Josh128 - Friday, December 18, 2020 - link
Yes, 7nm and monolithic, which seems fairly incredible as this thing is huge. Dont have the die size numbers though. Wonder what the yield is on these...Calin - Friday, December 18, 2020 - link
Maybe there are quite a few more than 80 cores on this beast - in which case you can "eat" some die errors by deactivating cores/complexes/...Wilco1 - Friday, December 18, 2020 - link
Each Neoverse N1 core with 1MB L2 is just 1.4mm^2, so 80 of them add up to 112mm^2. The die size is estimated at about 350mm^2, so tiny compared to the total ~1100mm^2 in EPYC 7742.So performance/area is >3x that of EPYC. Now that is efficiency!
andrewaggb - Friday, December 18, 2020 - link
Timing of this article is awkward.
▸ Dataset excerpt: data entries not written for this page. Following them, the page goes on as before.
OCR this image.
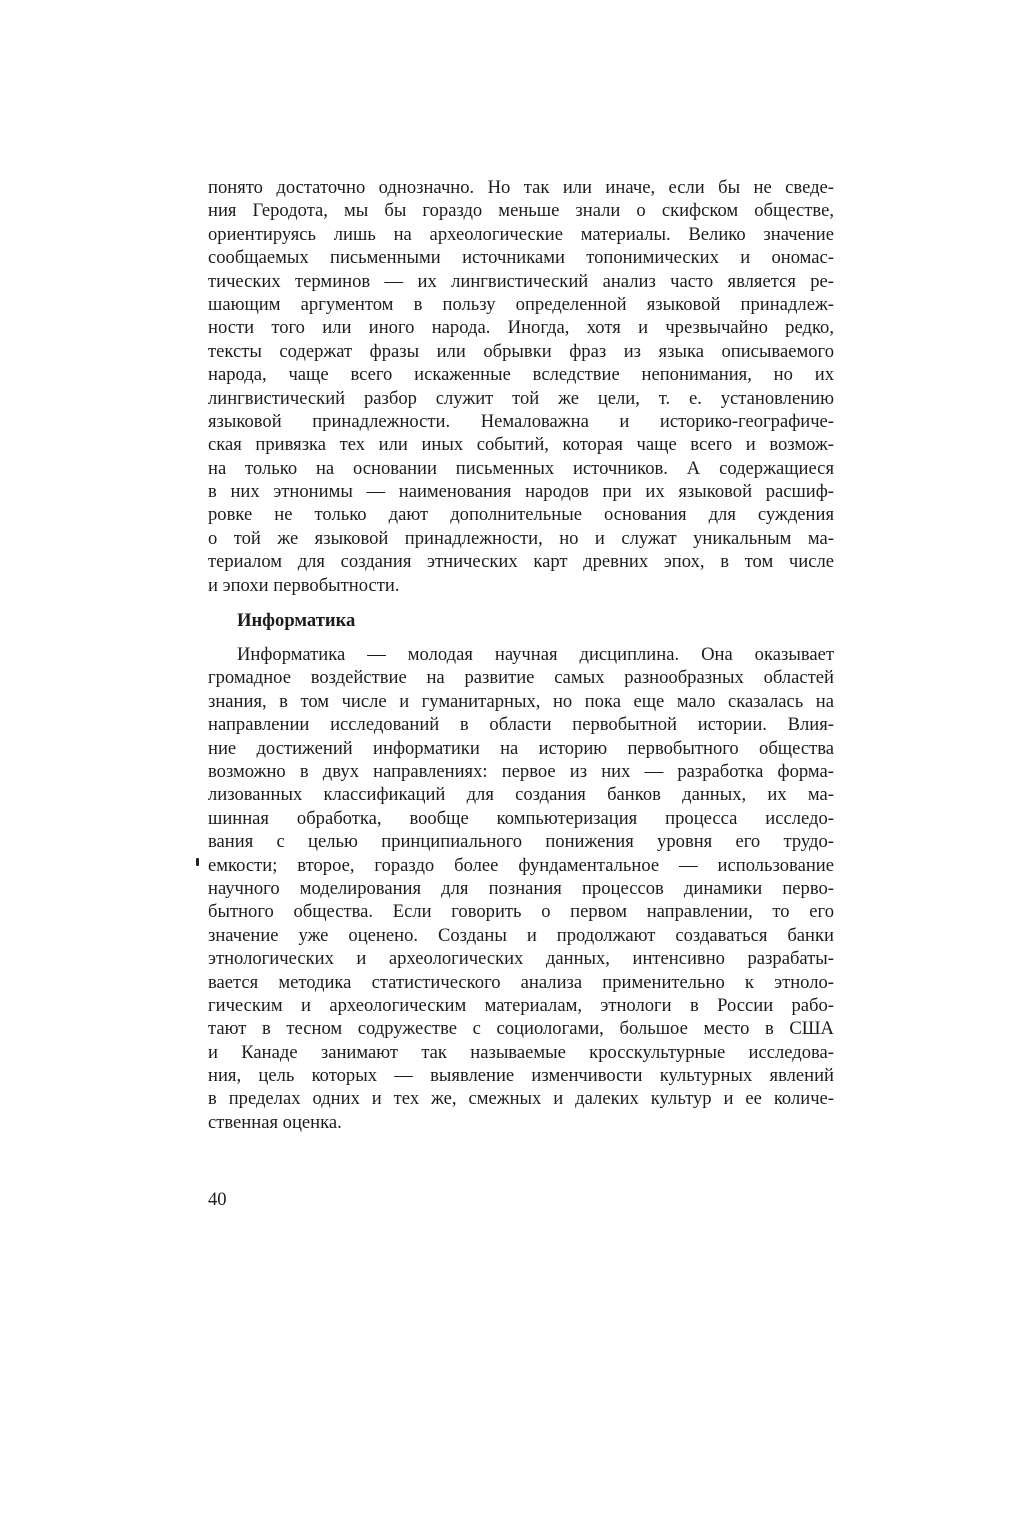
понято достаточно однозначно. Но так или иначе, если бы не сведе-
ния Геродота, мы бы гораздо меньше знали о скифском обществе,
ориентируясь лишь на археологические материалы. Велико значение
сообщаемых письменными источниками топонимических и ономас-
тических терминов — их лингвистический анализ часто является ре-
шающим аргументом в пользу определенной языковой принадлеж-
ности того или иного народа. Иногда, хотя и чрезвычайно редко,
тексты содержат фразы или обрывки фраз из языка описываемого
народа, чаще всего искаженные вследствие непонимания, но их
лингвистический разбор служит той же цели, т. е. установлению
языковой принадлежности. Немаловажна и историко-географиче-
ская привязка тех или иных событий, которая чаще всего и возмож-
на только на основании письменных источников. А содержащиеся
в них этнонимы — наименования народов при их языковой расшиф-
ровке не только дают дополнительные основания для суждения
о той же языковой принадлежности, но и служат уникальным ма-
териалом для создания этнических карт древних эпох, в том числе
и эпохи первобытности.
Информатика
Информатика — молодая научная дисциплина. Она оказывает
громадное воздействие на развитие самых разнообразных областей
знания, в том числе и гуманитарных, но пока еще мало сказалась на
направлении исследований в области первобытной истории. Влия-
ние достижений информатики на историю первобытного общества
возможно в двух направлениях: первое из них — разработка форма-
лизованных классификаций для создания банков данных, их ма-
шинная обработка, вообще компьютеризация процесса исследо-
вания с целью принципиального понижения уровня его трудо-
емкости; второе, гораздо более фундаментальное — использование
научного моделирования для познания процессов динамики перво-
бытного общества. Если говорить о первом направлении, то его
значение уже оценено. Созданы и продолжают создаваться банки
этнологических и археологических данных, интенсивно разрабаты-
вается методика статистического анализа применительно к этноло-
гическим и археологическим материалам, этнологи в России рабо-
тают в тесном содружестве с социологами, большое место в США
и Канаде занимают так называемые кросскультурные исследова-
ния, цель которых — выявление изменчивости культурных явлений
в пределах одних и тех же, смежных и далеких культур и ее количе-
ственная оценка.
40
We're comparing to the 18 month old 7742 vs the soon to be released Zen 3 Milan parts which based on the already launched Zen 3 desktop parts (and Milan leaks) will be 9-27% faster in the same power envelope.Cache is a big part of the die size for the AMD chip and the N1 has much less of it which makes the die size smaller. AMD's Desktop IGP parts with way less cache perform very similarly in many workloads to those with the extra cache and the same has been true for intel parts over the years. Some workloads don't benefit much at all from the extra cache and some do which makes choosing the benchmarks more important.
That's not to say the N1 isn't more efficient, but rather that it's hard to make a fair comparison, particularly around die size. They may have similar core counts but have made very different design decisions around cache.
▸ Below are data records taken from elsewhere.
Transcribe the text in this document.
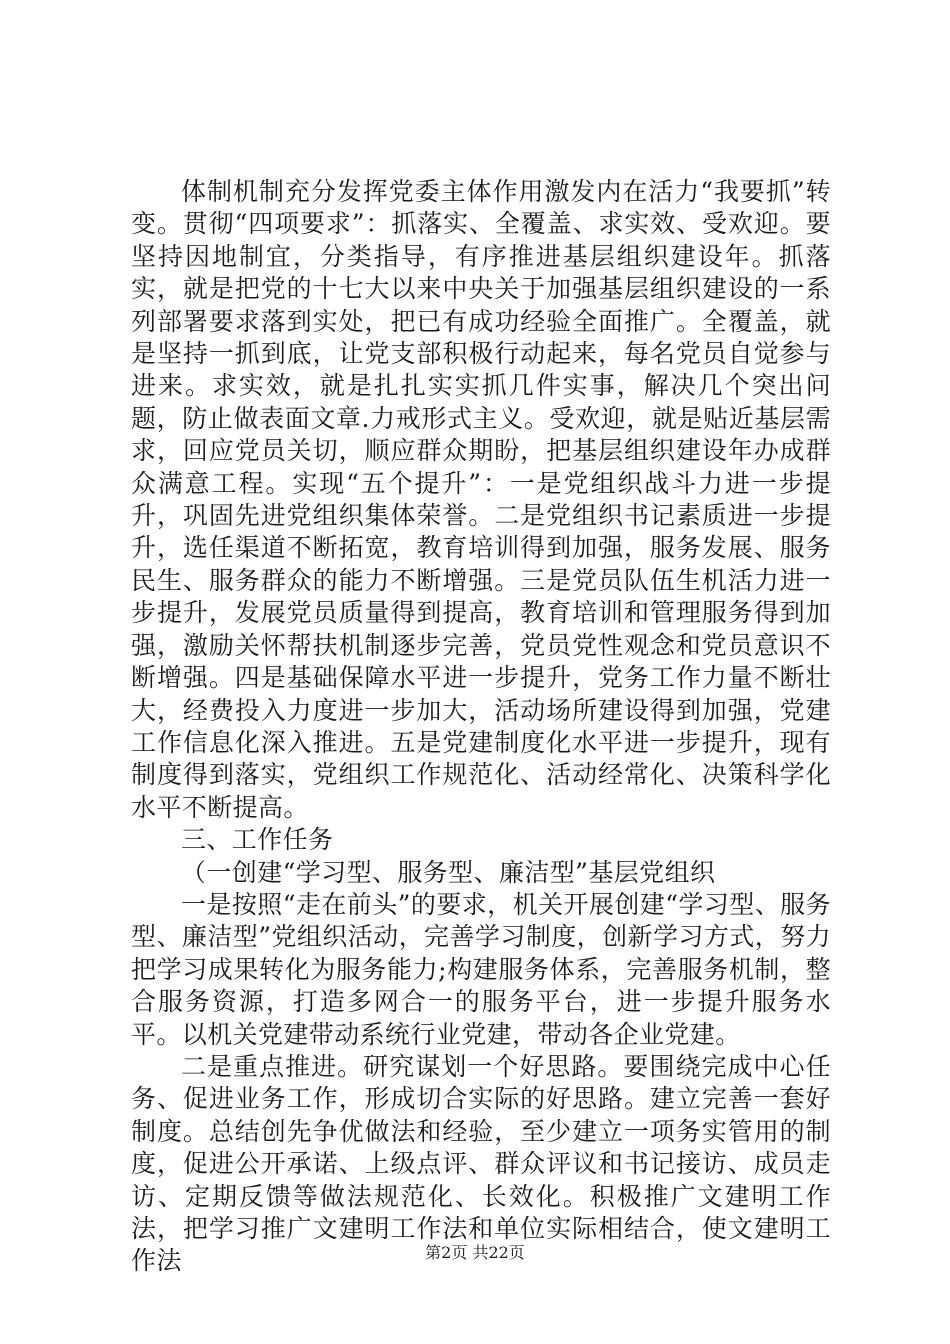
体制机制充分发挥党委主体作用激发内在活力“我要抓”转变。贯彻“四项要求”：抓落实、全覆盖、求实效、受欢迎。要坚持因地制宜，分类指导，有序推进基层组织建设年。抓落实，就是把党的十七大以来中央关于加强基层组织建设的一系列部署要求落到实处，把已有成功经验全面推广。全覆盖，就是坚持一抓到底，让党支部积极行动起来，每名党员自觉参与进来。求实效，就是扎扎实实抓几件实事，解决几个突出问题，防止做表面文章.力戒形式主义。受欢迎，就是贴近基层需求，回应党员关切，顺应群众期盼，把基层组织建设年办成群众满意工程。实现“五个提升”：一是党组织战斗力进一步提升，巩固先进党组织集体荣誉。二是党组织书记素质进一步提升，选任渠道不断拓宽，教育培训得到加强，服务发展、服务民生、服务群众的能力不断增强。三是党员队伍生机活力进一步提升，发展党员质量得到提高，教育培训和管理服务得到加强，激励关怀帮扶机制逐步完善，党员党性观念和党员意识不断增强。四是基础保障水平进一步提升，党务工作力量不断壮大，经费投入力度进一步加大，活动场所建设得到加强，党建工作信息化深入推进。五是党建制度化水平进一步提升，现有制度得到落实，党组织工作规范化、活动经常化、决策科学化水平不断提高。

三、工作任务

（一创建“学习型、服务型、廉洁型”基层党组织

一是按照“走在前头”的要求，机关开展创建“学习型、服务型、廉洁型”党组织活动，完善学习制度，创新学习方式，努力把学习成果转化为服务能力;构建服务体系，完善服务机制，整合服务资源，打造多网合一的服务平台，进一步提升服务水平。以机关党建带动系统行业党建，带动各企业党建。

二是重点推进。研究谋划一个好思路。要围绕完成中心任务、促进业务工作，形成切合实际的好思路。建立完善一套好制度。总结创先争优做法和经验，至少建立一项务实管用的制度，促进公开承诺、上级点评、群众评议和书记接访、成员走访、定期反馈等做法规范化、长效化。积极推广文建明工作法，把学习推广文建明工作法和单位实际相结合，使文建明工作法	第2页 共22页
Wilco1 - Friday, December 18, 2020 - link
I don't see how it matters, but Altra is about 9 months old and Neoverse N1 is a sibling of Cortex-A76 which has been available in phones for 2 years. As for Milan, I expect the gain on SPECrate to be about 10-15%. And Milan will be competing with the Altra Max which has 60% more cores which should give ~40% speedup.Yes the design decisions are quite different, and it is interesting that they end up with similar performance despite the disparity in L3 cache. I suspect that 8 memory channels is becoming a limit, and a future generation with DDR5 will enable more throughput (and even more cores).
Gondalf - Friday, December 18, 2020 - link
I am sorry but looking carefully the heatsink and the application of the thermal paste, we are facing a limit of the reticle thing on 7nm.We are in front of a 700/800 mm2 thing. On 7nm this means very few units sold and nearly zero market penetration. Same thing on 5nm given the higher core numbers.
In pratics we have nothing in our hands. Another failure in Server market
Andrei Frumusanu - Friday, December 18, 2020 - link
Ampere is doing Altra Max with 128 cores still on 7nm, so this one certainly isn't near hitting reticle limits.Wilco1 - Friday, December 18, 2020 - link
No it is not anywhere near the reticle limit. You can't estimate the die size from the heatsink, but you estimate it based on similar designs for which we do have numbers. Graviton 2 is a similar design at 30B transistors. This has another 16 cores which adds another 16X1.4 = 22.4mm^2. So around 350mm^2 in N7.milli - Monday, December 21, 2020 - link
This is just a ridiculous statement. 350mm^2 ... no way.Firstly, the die size of Graviton 2 is not known.
A realistic comparison would be AMD's Zen2 chiplet which has 3.9b transistors and is 72mm^2.
One would deduce from that, that Graviton 2 is > 550mm^2. Also your napkin calculation to add 22mm2 is flawed. Firstly, you don't know if a N1 core is actually taking 1.4mm^2 in this CPU. Secondly, you're forgetting to add 64 PCI-E lanes.
Let's say, 25mm2 for the CPU and 25mm2 for the lanes. That would bring the total to 600mm^2. Quite a bit bigger to your 350mm^2.